"What can I say? Maybe I'll invite all my critics for a coffee and explain to them how I do things," Riis told the internet portal Cyclingnews on the sidelines of the Tour Down Under in Australia, no longer wanting to talk about his dark past in cycling.
Riis had disappeared from the big stage for almost five years before he and his business partners bought into the South African World Tour team NTT Pro Cycling and immediately took on the most important position as team boss. Former doping witness Jörg Jaksche does not believe that the Dane has since been reformed. "I would be very, very surprised. He doesn't realise that what he did was shit," Jaksche told the German Press Agency.
Jaksche, who was exposed in 2006 in the course of the doping scandal surrounding Eufemiano Fuentes, had spent several years of his career with Team CSC under Riis. Doping was the order of the day back then. "You could just talk to Bjarne or the doctors. He knew what I was doing at all times. Falsified cortisone tests were also used within the team," Jaksche reported.
The Danish anti-doping agency ADD came to the same conclusion after a three-year investigation in 2015. Unfortunately, the statute of limitations had already expired. Riis was spared a ban, while old companions such as long-time Armstrong team boss Johan Bruyneel were banned for life.
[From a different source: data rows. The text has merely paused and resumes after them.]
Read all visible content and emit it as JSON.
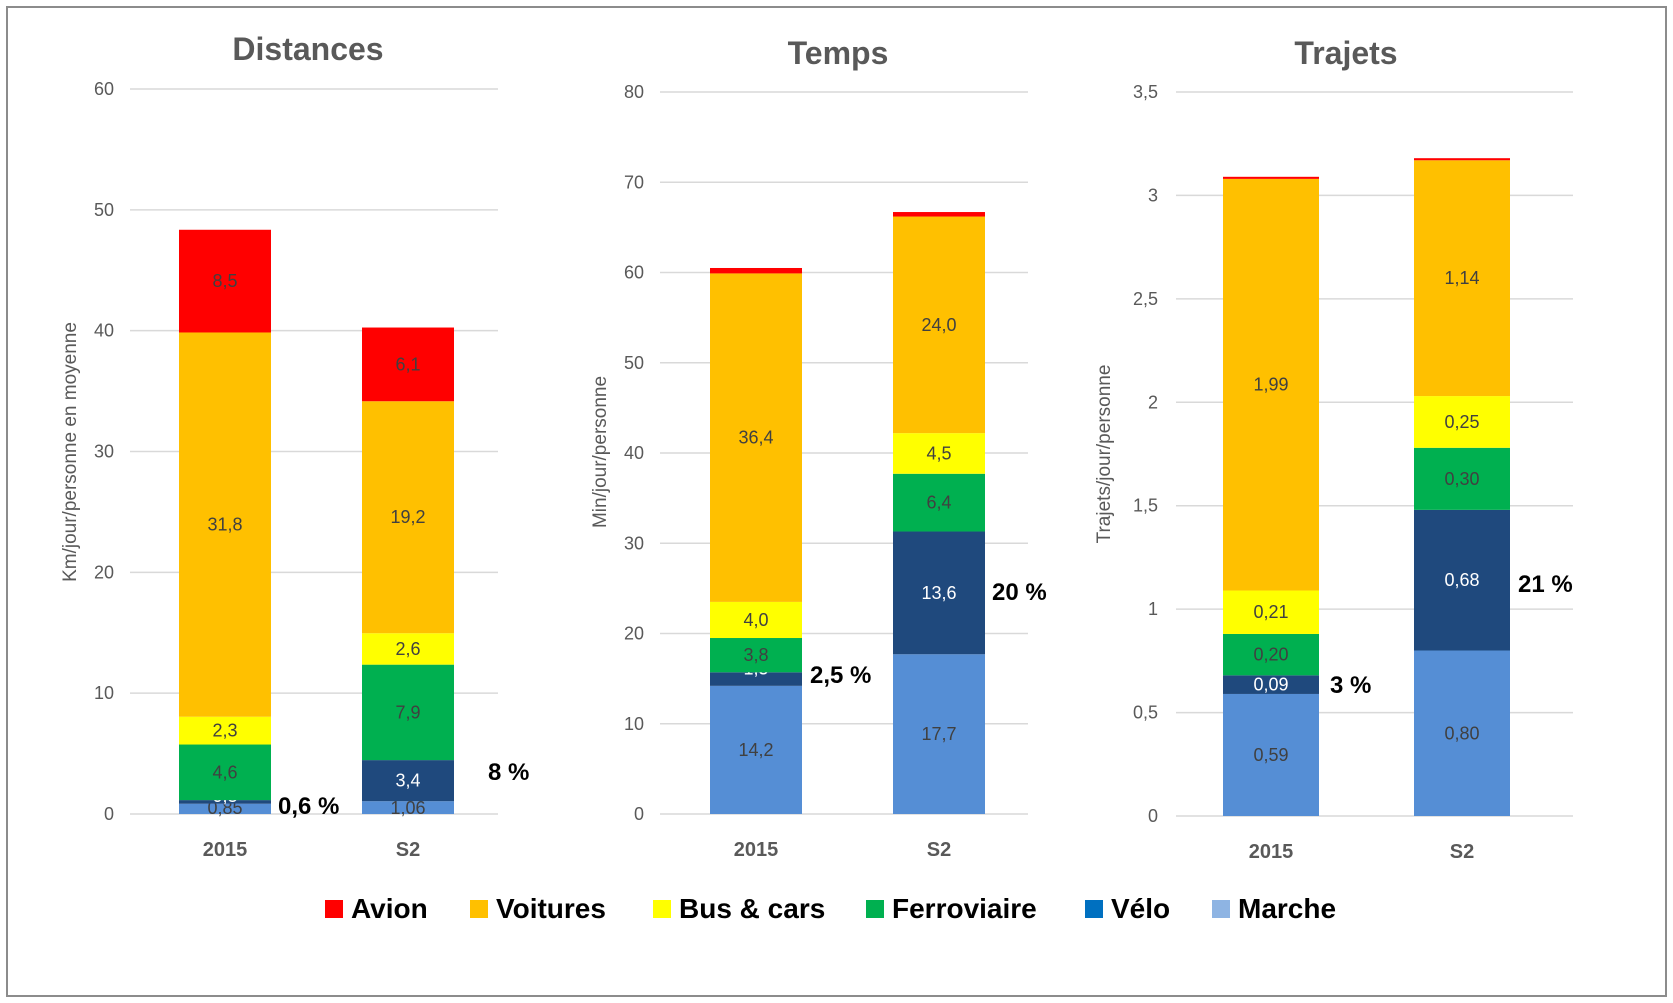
{
  "legend": [
    {
      "name": "Avion",
      "color": "#ff0000"
    },
    {
      "name": "Voitures",
      "color": "#ffc000"
    },
    {
      "name": "Bus & cars",
      "color": "#ffff00"
    },
    {
      "name": "Ferroviaire",
      "color": "#00b050"
    },
    {
      "name": "Vélo",
      "color": "#0070c0"
    },
    {
      "name": "Marche",
      "color": "#8eb4e3"
    }
  ],
  "chart_data": [
    {
      "type": "bar",
      "stacked": true,
      "title": "Distances",
      "ylabel": "Km/jour/personne en moyenne",
      "categories": [
        "2015",
        "S2"
      ],
      "ylim": [
        0,
        60
      ],
      "yticks": [
        "0",
        "10",
        "20",
        "30",
        "40",
        "50",
        "60"
      ],
      "ytick_values": [
        0,
        10,
        20,
        30,
        40,
        50,
        60
      ],
      "grid": true,
      "series": [
        {
          "name": "Marche",
          "color": "#558ed5",
          "values": [
            0.85,
            1.06
          ],
          "labels": [
            "0,85",
            "1,06"
          ],
          "label_color": "#404040"
        },
        {
          "name": "Vélo",
          "color": "#1f497d",
          "values": [
            0.3,
            3.4
          ],
          "labels": [
            "0,3",
            "3,4"
          ],
          "label_color": "#ffffff"
        },
        {
          "name": "Ferroviaire",
          "color": "#00b050",
          "values": [
            4.6,
            7.9
          ],
          "labels": [
            "4,6",
            "7,9"
          ],
          "label_color": "#404040"
        },
        {
          "name": "Bus & cars",
          "color": "#ffff00",
          "values": [
            2.3,
            2.6
          ],
          "labels": [
            "2,3",
            "2,6"
          ],
          "label_color": "#404040"
        },
        {
          "name": "Voitures",
          "color": "#ffc000",
          "values": [
            31.8,
            19.2
          ],
          "labels": [
            "31,8",
            "19,2"
          ],
          "label_color": "#404040"
        },
        {
          "name": "Avion",
          "color": "#ff0000",
          "values": [
            8.5,
            6.1
          ],
          "labels": [
            "8,5",
            "6,1"
          ],
          "label_color": "#404040"
        }
      ],
      "annotations": [
        "0,6 %",
        "8 %"
      ]
    },
    {
      "type": "bar",
      "stacked": true,
      "title": "Temps",
      "ylabel": "Min/jour/personne",
      "categories": [
        "2015",
        "S2"
      ],
      "ylim": [
        0,
        80
      ],
      "yticks": [
        "0",
        "10",
        "20",
        "30",
        "40",
        "50",
        "60",
        "70",
        "80"
      ],
      "ytick_values": [
        0,
        10,
        20,
        30,
        40,
        50,
        60,
        70,
        80
      ],
      "grid": true,
      "series": [
        {
          "name": "Marche",
          "color": "#558ed5",
          "values": [
            14.2,
            17.7
          ],
          "labels": [
            "14,2",
            "17,7"
          ],
          "label_color": "#404040"
        },
        {
          "name": "Vélo",
          "color": "#1f497d",
          "values": [
            1.5,
            13.6
          ],
          "labels": [
            "1,5",
            "13,6"
          ],
          "label_color": "#ffffff"
        },
        {
          "name": "Ferroviaire",
          "color": "#00b050",
          "values": [
            3.8,
            6.4
          ],
          "labels": [
            "3,8",
            "6,4"
          ],
          "label_color": "#404040"
        },
        {
          "name": "Bus & cars",
          "color": "#ffff00",
          "values": [
            4.0,
            4.5
          ],
          "labels": [
            "4,0",
            "4,5"
          ],
          "label_color": "#404040"
        },
        {
          "name": "Voitures",
          "color": "#ffc000",
          "values": [
            36.4,
            24.0
          ],
          "labels": [
            "36,4",
            "24,0"
          ],
          "label_color": "#404040"
        },
        {
          "name": "Avion",
          "color": "#ff0000",
          "values": [
            0.6,
            0.5
          ],
          "labels": [
            "",
            ""
          ],
          "label_color": "#404040"
        }
      ],
      "annotations": [
        "2,5 %",
        "20 %"
      ]
    },
    {
      "type": "bar",
      "stacked": true,
      "title": "Trajets",
      "ylabel": "Trajets/jour/personne",
      "categories": [
        "2015",
        "S2"
      ],
      "ylim": [
        0,
        3.5
      ],
      "yticks": [
        "0",
        "0,5",
        "1",
        "1,5",
        "2",
        "2,5",
        "3",
        "3,5"
      ],
      "ytick_values": [
        0,
        0.5,
        1,
        1.5,
        2,
        2.5,
        3,
        3.5
      ],
      "grid": true,
      "series": [
        {
          "name": "Marche",
          "color": "#558ed5",
          "values": [
            0.59,
            0.8
          ],
          "labels": [
            "0,59",
            "0,80"
          ],
          "label_color": "#404040"
        },
        {
          "name": "Vélo",
          "color": "#1f497d",
          "values": [
            0.09,
            0.68
          ],
          "labels": [
            "0,09",
            "0,68"
          ],
          "label_color": "#ffffff"
        },
        {
          "name": "Ferroviaire",
          "color": "#00b050",
          "values": [
            0.2,
            0.3
          ],
          "labels": [
            "0,20",
            "0,30"
          ],
          "label_color": "#404040"
        },
        {
          "name": "Bus & cars",
          "color": "#ffff00",
          "values": [
            0.21,
            0.25
          ],
          "labels": [
            "0,21",
            "0,25"
          ],
          "label_color": "#404040"
        },
        {
          "name": "Voitures",
          "color": "#ffc000",
          "values": [
            1.99,
            1.14
          ],
          "labels": [
            "1,99",
            "1,14"
          ],
          "label_color": "#404040"
        },
        {
          "name": "Avion",
          "color": "#ff0000",
          "values": [
            0.01,
            0.01
          ],
          "labels": [
            "",
            ""
          ],
          "label_color": "#404040"
        }
      ],
      "annotations": [
        "3 %",
        "21 %"
      ]
    }
  ]
}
Riis then publicly regretted his mistakes, but this did not really come across as remorseful. Just like his confession in the course of the Telekom scandal that he had doped during his Tour victory in 1996. His yellow jersey is in a cardboard box in the garage. The Dane, who once had the nickname "Monsieur 60 per cent" because of his high haematocrit level, said succinctly in 2007 that he could get it.
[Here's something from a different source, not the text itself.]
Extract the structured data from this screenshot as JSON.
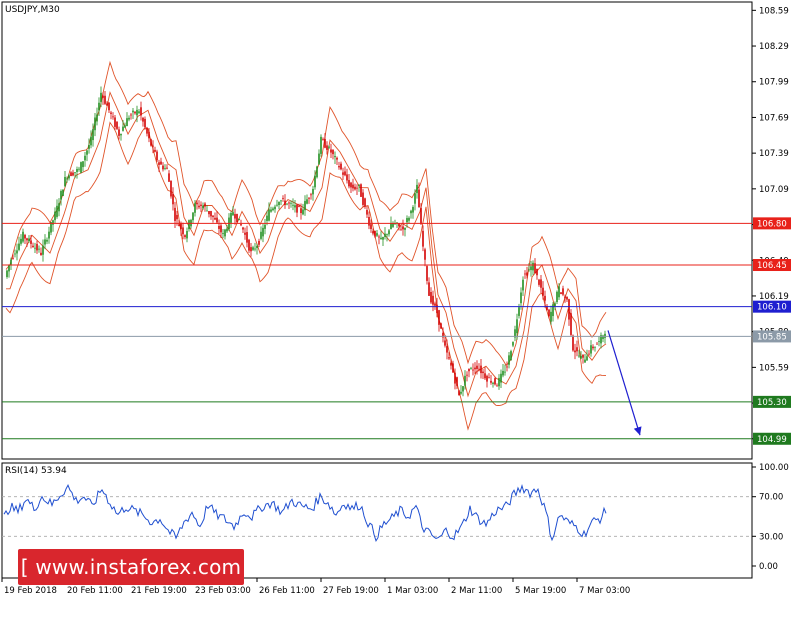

The fact that Riis is now returning is unacceptable for ADD Managing Director Michael Ask. "I still don't think he is morally or ethically capable of leading a professional cycling team," Ask told the Süddeutsche Zeitung newspaper.
Riis was once declared persona non grata by the Tour organisers, but they had no case against him. In 2015, the spook seemed to be over when he was stripped of his power at the Tinkoff racing team (the successor to CSC). From then on, Riis worked at a lower level and founded the Virtu racing team with his business partner Lars Seier Christensen. Now the opportunity presented itself to join the South African team, which was the worst in the World Tour last year under the name Dimension Data.
Jaksche assumes that Riis has not changed. "I do believe that there will be doping under him. I don't know if he would initiate it," emphasised the 43-year-old, who also cannot see any change in cycling. "How bad is it for cycling to be financially dependent on people like Bjarne Riis? That's more a question of budget. When in need, the devil eats flies."
In 2021, the Tour de France will start in the Danish capital Copenhagen. With Riis in a leading position, it looks like. "I'm still the same. I still have the same philosophy and the same values," said Riis during his inaugural visit to Australia. Words that didn't exactly sound reassuring.